The misting canon has five main components: heat exchanger, the pressure pump, fog machine fluid, remote control, and the nozzle. The fog fluid stored in a tank is forced by the pressure pump through the heat exchanger and heats up to 400⁰F. The fog fluid vaporizes at this temperature and is emitted to the atmosphere through the nozzle. This is what we normally see as the fog once the vapor contacts a cool atmosphere.
This is basically a piston pump that conveys the fog juice from its tank to heat exchanger. It normally produces some sounds during the operation.
The heat exchanger
It is a metal block that consists of an inbuilt heating element and a thermostat to regulate temperatures. It heats the fog juice which is expelled via the nozzle. Different fog machines have different wattage ratings ranging from 400W to 1300W. A model with a high ‘Watts’ produces more fog and its heat exchanger is more powerful hence it goes through the re-heat cycle less frequently.
It is normally made of brass and contains a small opening which emits a vapor that is pumped at a high pressure. It becomes extremely hot and no one should touch it or place a flammable substance near it.
Modern misting systems are controlled remotely with a single button and so their operations are very simple. To release the fog, the button is held down and to stop the fog, the button is released.

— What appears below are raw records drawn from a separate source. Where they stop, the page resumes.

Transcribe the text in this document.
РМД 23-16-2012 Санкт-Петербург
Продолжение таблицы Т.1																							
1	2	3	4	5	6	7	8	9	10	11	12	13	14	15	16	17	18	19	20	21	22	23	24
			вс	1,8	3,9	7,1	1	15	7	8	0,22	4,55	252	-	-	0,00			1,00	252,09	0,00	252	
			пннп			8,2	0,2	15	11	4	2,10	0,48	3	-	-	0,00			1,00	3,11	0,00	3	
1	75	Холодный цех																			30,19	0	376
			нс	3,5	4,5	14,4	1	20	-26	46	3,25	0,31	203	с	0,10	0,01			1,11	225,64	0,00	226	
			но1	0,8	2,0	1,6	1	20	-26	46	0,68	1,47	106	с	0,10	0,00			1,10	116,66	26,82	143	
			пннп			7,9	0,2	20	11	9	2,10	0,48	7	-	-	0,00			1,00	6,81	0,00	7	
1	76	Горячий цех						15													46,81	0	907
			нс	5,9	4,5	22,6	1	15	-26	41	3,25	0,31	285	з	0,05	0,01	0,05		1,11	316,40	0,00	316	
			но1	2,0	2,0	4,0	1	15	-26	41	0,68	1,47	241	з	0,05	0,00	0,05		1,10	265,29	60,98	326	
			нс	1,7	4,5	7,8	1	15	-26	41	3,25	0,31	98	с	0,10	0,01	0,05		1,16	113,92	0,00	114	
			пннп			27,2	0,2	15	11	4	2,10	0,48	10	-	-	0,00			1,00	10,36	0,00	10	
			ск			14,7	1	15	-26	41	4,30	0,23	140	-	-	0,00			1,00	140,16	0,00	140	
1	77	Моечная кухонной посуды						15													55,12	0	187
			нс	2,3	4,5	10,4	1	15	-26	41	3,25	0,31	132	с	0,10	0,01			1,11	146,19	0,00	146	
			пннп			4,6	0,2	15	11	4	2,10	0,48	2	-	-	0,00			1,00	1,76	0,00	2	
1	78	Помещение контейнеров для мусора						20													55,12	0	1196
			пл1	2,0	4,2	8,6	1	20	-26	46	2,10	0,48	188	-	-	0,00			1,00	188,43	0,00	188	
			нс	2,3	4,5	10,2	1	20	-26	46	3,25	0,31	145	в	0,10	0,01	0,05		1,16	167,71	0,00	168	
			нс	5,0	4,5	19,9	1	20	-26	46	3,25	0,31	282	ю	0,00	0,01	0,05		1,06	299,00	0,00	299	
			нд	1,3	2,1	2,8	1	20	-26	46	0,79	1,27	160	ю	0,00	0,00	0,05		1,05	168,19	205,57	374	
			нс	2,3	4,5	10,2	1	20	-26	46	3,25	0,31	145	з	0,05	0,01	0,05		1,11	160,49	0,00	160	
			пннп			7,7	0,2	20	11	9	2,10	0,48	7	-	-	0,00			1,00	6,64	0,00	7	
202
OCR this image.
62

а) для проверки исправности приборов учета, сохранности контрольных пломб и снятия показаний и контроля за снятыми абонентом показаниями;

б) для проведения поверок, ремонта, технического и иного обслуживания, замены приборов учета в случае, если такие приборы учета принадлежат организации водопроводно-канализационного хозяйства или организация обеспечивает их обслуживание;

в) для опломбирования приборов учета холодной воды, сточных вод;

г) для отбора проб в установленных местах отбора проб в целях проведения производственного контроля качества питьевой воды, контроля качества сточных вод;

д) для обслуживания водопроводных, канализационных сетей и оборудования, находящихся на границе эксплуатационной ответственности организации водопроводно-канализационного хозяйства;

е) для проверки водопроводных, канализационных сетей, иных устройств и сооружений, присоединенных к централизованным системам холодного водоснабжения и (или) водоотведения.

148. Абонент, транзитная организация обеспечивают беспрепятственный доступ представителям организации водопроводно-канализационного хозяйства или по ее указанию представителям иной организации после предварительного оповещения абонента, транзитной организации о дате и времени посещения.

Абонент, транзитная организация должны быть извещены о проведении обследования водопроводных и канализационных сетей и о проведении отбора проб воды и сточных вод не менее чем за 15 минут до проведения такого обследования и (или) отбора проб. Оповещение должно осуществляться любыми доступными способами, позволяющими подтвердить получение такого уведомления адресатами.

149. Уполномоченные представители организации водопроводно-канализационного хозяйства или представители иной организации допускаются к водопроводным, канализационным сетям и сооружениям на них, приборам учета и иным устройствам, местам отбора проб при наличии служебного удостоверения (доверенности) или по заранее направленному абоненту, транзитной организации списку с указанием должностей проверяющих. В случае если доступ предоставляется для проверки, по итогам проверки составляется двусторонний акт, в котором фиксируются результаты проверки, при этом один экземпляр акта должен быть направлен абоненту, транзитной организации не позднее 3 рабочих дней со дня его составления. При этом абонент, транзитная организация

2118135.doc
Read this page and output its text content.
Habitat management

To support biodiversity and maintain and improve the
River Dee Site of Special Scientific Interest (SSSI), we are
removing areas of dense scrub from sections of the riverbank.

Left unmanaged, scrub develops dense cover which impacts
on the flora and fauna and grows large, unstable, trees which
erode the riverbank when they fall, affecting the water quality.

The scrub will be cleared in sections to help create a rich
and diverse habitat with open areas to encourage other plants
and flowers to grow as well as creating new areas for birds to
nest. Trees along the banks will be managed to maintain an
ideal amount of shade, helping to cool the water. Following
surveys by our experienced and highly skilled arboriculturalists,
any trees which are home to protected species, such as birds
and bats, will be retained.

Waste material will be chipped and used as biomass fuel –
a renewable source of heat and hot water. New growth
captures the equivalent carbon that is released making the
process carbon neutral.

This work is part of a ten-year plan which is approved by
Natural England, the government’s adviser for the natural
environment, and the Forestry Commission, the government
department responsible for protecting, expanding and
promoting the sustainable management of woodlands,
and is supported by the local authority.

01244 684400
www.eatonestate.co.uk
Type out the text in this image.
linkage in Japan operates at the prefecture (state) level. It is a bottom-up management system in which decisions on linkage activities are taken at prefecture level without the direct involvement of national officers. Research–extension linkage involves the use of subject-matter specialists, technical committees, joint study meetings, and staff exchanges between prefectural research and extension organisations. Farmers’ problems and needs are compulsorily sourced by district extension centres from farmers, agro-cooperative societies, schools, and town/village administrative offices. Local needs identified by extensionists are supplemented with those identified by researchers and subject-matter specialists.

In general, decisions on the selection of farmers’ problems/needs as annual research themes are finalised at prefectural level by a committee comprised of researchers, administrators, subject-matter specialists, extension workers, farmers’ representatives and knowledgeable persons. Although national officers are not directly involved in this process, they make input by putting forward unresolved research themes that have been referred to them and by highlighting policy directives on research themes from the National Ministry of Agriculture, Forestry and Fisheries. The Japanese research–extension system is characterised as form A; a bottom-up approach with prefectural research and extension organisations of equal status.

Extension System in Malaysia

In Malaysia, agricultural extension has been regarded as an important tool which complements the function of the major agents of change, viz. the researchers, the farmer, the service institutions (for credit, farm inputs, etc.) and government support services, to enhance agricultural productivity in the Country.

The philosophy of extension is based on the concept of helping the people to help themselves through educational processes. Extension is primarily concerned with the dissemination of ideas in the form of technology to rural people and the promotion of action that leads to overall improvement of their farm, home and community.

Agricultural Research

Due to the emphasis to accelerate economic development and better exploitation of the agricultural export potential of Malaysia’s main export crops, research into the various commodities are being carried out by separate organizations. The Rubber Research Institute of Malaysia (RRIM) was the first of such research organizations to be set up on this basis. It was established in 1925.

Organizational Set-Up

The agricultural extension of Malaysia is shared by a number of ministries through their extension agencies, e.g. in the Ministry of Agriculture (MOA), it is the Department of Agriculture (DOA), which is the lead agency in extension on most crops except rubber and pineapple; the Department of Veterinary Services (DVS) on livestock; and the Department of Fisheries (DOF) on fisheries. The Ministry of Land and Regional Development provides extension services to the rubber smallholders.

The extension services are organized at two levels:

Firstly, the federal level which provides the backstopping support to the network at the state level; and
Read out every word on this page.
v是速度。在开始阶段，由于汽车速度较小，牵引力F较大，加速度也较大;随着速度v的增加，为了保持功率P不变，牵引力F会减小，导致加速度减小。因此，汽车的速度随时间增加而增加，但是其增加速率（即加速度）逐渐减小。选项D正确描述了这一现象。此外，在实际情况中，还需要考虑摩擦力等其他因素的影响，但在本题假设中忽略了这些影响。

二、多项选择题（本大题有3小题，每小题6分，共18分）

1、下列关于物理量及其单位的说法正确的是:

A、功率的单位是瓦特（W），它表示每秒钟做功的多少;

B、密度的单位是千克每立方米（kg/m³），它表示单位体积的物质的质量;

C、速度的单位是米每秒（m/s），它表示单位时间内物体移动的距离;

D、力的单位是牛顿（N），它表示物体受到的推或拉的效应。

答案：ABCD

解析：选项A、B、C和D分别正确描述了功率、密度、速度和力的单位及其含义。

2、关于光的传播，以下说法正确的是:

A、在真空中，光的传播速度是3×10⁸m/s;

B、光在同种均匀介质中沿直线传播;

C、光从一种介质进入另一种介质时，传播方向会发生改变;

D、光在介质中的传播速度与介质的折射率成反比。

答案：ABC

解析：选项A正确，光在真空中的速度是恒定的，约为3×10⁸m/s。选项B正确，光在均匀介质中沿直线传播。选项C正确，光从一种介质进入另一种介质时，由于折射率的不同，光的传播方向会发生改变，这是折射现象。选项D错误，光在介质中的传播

A timer remote control is even a better option because the operator can control the timing, duration, and the amount of fog released.
Most of today’s fog machine fluids are water-based. The fluid is a mixture of water and glycol but there is always a recommended brand for every fog machine. Every type of fluid is designed for a particular fog machine. If these instructions are neglected, adverse outcomes can cause damage to the fog machine, poor emission, or hazardous chemical emissions.
Fog cannon and dust suppression
Dust is usually a major problem when it comes to earthworks, heavy material transportation, or dumping. The misting cannon technology is a solution to dust haze risks such as blinding of site workers and lung complications. These systems help to create conducive and healthy working atmospheres. To suppress dust, the canon attaches water to the suspended dust particles thereby increasing their weight so that they fall to the ground. Water-based cannons are advantageous in that they don’t pose any danger to the workers and the supply is quite easy. The other benefit of using water to suppress dust is that no chemicals are emitted into the environment. Basically, water is pumped through the nozzle and comes out in form of a mist which is scattered by a fan across a large area.